Three advanced MORL algorithms - GPI-LS, Pareto Conditioned Networks (PCN), and CAPQL - were benchmarked against EMODPS (Evolutionary Multi-Objective Direct Policy Search), a specialized algorithm already recognized for effectiveness in complex water systems. EMODPS served as the gold standard. The performance was measured using hypervolume (capturing the volume of objective space covered), cardinality (diversity of solutions), and sparsity (distribution of trade-offs).

EMODPS outperformed every MORL algorithm across all metrics. It achieved the highest hypervolume, used as the baseline (100%), and produced 327 distinct non-dominated solutions with low sparsity, meaning it offered both breadth and precision in navigating trade-offs. In contrast, the best-performing MORL algorithm, GPI-LS, achieved only 68% of EMODPS’s hypervolume and produced just 41 distinct solutions. CAPQL trailed with a mere 1% of baseline hypervolume and only 9 unique solutions, indicating poor exploration of the solution space.

Parallel coordinate plots, used to visualize trade-offs across the four objectives, revealed that GPI-LS achieved broader diversity but with inconsistent quality, while PCN and CAPQL clustered narrowly, showing limited exploration capacity. EMODPS, meanwhile, consistently delivered high-coverage, well-distributed solutions across multiple seeds, demonstrating superior exploration and optimization ability.

Despite EMODPS being trained with far fewer iterations (20,000 function evaluations vs. 200,000 for each MORL agent), it delivered robust results. This exposed the significant scalability and exploration challenges still facing general-purpose MORL algorithms when confronted with real-world complexity.

What does the future hold for AI in critical infrastructure decision-making?

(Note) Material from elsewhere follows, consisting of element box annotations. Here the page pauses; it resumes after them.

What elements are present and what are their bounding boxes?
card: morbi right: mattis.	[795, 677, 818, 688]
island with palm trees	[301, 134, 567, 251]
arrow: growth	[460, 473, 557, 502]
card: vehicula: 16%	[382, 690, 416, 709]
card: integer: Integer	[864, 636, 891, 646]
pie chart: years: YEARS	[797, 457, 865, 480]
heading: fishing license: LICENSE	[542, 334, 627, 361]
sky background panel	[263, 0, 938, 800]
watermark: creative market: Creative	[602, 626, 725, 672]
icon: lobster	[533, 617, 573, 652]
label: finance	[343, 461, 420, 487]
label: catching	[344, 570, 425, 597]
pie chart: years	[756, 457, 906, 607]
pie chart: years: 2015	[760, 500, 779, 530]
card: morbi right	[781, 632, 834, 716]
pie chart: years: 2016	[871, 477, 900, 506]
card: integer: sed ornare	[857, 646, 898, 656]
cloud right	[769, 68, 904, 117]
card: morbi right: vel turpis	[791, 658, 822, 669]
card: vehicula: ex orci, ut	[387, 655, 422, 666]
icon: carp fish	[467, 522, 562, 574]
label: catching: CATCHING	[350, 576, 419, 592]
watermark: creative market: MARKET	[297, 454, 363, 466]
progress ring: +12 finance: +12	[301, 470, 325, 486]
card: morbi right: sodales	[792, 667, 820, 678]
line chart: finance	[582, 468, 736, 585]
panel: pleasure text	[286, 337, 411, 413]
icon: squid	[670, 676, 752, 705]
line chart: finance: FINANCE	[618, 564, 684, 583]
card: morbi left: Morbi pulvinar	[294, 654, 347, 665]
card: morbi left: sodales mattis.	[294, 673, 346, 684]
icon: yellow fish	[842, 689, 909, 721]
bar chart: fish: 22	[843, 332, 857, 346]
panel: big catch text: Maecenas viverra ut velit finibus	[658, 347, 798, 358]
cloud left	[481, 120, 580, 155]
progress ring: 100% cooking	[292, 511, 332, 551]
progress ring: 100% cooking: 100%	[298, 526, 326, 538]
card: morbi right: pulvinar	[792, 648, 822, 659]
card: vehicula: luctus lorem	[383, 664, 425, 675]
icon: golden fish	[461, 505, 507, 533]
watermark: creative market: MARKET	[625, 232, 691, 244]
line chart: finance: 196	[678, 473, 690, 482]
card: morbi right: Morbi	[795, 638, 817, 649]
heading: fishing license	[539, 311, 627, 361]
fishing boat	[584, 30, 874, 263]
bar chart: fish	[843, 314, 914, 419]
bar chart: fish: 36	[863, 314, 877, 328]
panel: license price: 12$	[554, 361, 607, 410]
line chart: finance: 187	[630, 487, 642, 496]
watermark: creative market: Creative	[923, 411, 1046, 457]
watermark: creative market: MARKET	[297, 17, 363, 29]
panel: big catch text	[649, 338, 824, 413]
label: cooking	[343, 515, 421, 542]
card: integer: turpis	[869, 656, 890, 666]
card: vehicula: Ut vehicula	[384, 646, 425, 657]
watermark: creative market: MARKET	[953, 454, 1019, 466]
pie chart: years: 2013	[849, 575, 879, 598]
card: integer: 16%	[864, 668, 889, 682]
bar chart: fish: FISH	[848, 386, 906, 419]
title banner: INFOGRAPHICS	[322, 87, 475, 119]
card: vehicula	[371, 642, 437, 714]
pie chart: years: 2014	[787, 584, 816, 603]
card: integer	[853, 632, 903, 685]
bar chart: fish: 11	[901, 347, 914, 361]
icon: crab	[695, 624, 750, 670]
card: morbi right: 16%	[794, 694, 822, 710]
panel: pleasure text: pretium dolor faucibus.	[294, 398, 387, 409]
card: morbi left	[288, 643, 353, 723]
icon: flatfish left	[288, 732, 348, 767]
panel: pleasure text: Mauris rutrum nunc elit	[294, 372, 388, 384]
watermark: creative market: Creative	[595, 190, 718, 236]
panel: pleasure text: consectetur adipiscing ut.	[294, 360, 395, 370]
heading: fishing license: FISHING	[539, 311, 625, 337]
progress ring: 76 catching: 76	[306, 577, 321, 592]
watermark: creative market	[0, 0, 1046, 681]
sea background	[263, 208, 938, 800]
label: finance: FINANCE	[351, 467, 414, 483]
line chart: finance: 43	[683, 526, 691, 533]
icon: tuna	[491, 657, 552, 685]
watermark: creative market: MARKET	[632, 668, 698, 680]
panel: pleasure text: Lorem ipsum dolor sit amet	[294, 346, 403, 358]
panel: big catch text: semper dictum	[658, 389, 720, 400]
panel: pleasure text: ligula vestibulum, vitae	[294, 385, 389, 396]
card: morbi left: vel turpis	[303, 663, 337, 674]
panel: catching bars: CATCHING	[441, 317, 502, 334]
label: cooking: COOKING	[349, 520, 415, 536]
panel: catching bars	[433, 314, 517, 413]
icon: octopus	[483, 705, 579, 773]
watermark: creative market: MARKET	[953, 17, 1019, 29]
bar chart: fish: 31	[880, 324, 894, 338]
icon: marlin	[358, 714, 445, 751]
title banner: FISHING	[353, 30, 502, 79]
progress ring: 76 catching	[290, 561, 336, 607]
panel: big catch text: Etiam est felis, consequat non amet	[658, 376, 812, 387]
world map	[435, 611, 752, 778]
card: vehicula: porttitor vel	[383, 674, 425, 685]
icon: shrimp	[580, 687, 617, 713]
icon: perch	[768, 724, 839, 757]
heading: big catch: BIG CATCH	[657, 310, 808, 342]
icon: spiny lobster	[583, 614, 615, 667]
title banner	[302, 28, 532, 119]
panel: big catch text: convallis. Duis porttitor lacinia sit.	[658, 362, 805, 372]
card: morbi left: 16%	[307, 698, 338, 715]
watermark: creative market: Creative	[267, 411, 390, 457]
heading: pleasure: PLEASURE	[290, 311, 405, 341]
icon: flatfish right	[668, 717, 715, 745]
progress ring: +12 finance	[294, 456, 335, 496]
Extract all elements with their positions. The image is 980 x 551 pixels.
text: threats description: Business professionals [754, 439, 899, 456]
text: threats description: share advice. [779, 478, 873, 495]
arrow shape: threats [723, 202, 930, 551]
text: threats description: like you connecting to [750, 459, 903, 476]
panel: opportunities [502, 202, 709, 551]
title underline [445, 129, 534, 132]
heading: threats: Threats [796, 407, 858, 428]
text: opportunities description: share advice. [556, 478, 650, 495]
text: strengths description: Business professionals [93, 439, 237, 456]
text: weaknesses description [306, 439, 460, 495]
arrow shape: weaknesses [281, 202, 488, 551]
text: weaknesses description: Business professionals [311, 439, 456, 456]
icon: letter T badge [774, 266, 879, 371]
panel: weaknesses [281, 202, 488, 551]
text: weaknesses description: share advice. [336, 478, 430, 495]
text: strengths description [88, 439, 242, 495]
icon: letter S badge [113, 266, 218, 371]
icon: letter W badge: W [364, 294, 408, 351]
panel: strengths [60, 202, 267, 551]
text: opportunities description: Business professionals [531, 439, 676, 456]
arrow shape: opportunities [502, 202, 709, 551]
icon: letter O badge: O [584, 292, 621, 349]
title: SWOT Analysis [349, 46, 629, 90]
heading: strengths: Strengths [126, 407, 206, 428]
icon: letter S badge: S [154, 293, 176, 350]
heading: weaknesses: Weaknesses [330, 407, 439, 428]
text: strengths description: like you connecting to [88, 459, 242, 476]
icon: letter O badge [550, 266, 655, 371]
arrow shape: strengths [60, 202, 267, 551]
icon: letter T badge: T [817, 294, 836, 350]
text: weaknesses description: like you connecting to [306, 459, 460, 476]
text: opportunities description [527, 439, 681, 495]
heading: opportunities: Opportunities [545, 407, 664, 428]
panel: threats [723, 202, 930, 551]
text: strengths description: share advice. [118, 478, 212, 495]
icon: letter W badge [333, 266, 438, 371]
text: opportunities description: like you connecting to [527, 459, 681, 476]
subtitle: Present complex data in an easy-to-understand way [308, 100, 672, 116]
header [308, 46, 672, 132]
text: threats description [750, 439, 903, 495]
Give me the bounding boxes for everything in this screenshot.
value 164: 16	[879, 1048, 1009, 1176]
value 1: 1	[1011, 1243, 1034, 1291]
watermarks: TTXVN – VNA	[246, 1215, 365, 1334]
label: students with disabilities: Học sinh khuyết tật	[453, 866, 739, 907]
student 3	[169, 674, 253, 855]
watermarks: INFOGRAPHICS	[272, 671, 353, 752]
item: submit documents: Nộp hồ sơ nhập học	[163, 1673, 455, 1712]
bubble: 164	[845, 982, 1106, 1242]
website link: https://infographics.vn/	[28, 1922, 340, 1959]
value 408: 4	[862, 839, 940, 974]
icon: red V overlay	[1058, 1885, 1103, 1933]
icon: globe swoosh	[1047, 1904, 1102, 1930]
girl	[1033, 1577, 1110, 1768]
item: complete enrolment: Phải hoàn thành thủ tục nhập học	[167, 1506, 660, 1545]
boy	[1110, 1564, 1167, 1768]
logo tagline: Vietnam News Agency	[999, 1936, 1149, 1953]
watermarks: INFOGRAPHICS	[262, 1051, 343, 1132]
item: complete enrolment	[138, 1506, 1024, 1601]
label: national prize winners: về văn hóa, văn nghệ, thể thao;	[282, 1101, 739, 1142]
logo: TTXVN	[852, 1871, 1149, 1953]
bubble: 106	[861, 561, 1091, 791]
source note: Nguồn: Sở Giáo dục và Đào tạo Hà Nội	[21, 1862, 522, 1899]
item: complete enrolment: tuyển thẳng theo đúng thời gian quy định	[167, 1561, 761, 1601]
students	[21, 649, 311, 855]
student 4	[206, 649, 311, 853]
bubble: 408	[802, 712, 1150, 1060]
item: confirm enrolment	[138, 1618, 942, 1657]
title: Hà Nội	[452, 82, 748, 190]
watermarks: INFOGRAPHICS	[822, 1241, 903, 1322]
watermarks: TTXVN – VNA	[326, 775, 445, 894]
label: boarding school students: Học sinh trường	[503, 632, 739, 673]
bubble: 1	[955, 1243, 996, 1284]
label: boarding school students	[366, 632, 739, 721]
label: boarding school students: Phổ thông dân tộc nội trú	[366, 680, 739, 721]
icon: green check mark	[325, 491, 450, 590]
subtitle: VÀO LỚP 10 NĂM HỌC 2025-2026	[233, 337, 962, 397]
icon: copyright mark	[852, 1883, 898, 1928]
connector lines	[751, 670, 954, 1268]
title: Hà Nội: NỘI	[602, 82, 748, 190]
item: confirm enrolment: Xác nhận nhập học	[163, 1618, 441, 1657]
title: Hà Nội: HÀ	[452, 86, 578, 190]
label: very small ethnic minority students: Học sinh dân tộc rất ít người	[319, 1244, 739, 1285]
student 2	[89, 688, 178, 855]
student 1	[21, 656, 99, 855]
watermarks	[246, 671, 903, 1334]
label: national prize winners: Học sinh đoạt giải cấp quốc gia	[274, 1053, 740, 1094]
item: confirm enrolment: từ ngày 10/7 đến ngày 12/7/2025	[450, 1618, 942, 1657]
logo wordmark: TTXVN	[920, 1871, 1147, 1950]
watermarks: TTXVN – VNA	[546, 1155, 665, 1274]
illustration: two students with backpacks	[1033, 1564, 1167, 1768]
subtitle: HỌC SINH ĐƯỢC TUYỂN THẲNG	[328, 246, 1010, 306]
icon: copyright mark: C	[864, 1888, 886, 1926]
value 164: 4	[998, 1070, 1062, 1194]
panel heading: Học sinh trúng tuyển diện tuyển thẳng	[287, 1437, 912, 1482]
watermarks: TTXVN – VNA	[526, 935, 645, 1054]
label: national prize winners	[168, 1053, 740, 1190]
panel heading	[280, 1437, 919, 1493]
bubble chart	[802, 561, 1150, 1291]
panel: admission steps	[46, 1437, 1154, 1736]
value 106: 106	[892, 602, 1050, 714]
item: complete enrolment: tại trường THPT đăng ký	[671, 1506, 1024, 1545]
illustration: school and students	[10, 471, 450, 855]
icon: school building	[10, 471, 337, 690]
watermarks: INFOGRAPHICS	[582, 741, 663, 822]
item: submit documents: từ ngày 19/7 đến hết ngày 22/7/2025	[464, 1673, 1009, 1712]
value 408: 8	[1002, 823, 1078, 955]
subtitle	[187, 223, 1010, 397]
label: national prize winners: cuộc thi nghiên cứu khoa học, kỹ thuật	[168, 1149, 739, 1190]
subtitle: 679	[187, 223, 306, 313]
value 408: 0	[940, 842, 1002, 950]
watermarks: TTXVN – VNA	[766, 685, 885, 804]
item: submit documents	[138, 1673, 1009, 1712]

This research signals a paradigm shift in evaluating reinforcement learning techniques. Rather than relying on stylized simulations with neatly defined objectives, the study emphasized that real-world applications require algorithms to tackle ambiguity, multi-party interests, and long-term sustainability trade-offs. Current MORL models, the study concludes, fall short in delivering practical solutions when scaled to scenarios involving transboundary governance, nonlinear dynamics, and human-political constraints.

Beyond technical performance, the introduction of a publicly available, structured MORL environment for Nile water management is a valuable contribution. It enables researchers worldwide to stress-test their algorithms on a scenario with real policy relevance. The authors hope this benchmark will prompt the MORL community to shift its focus toward more realistic domains and address issues of algorithmic generalization, efficient exploration, and long-term planning under uncertainty.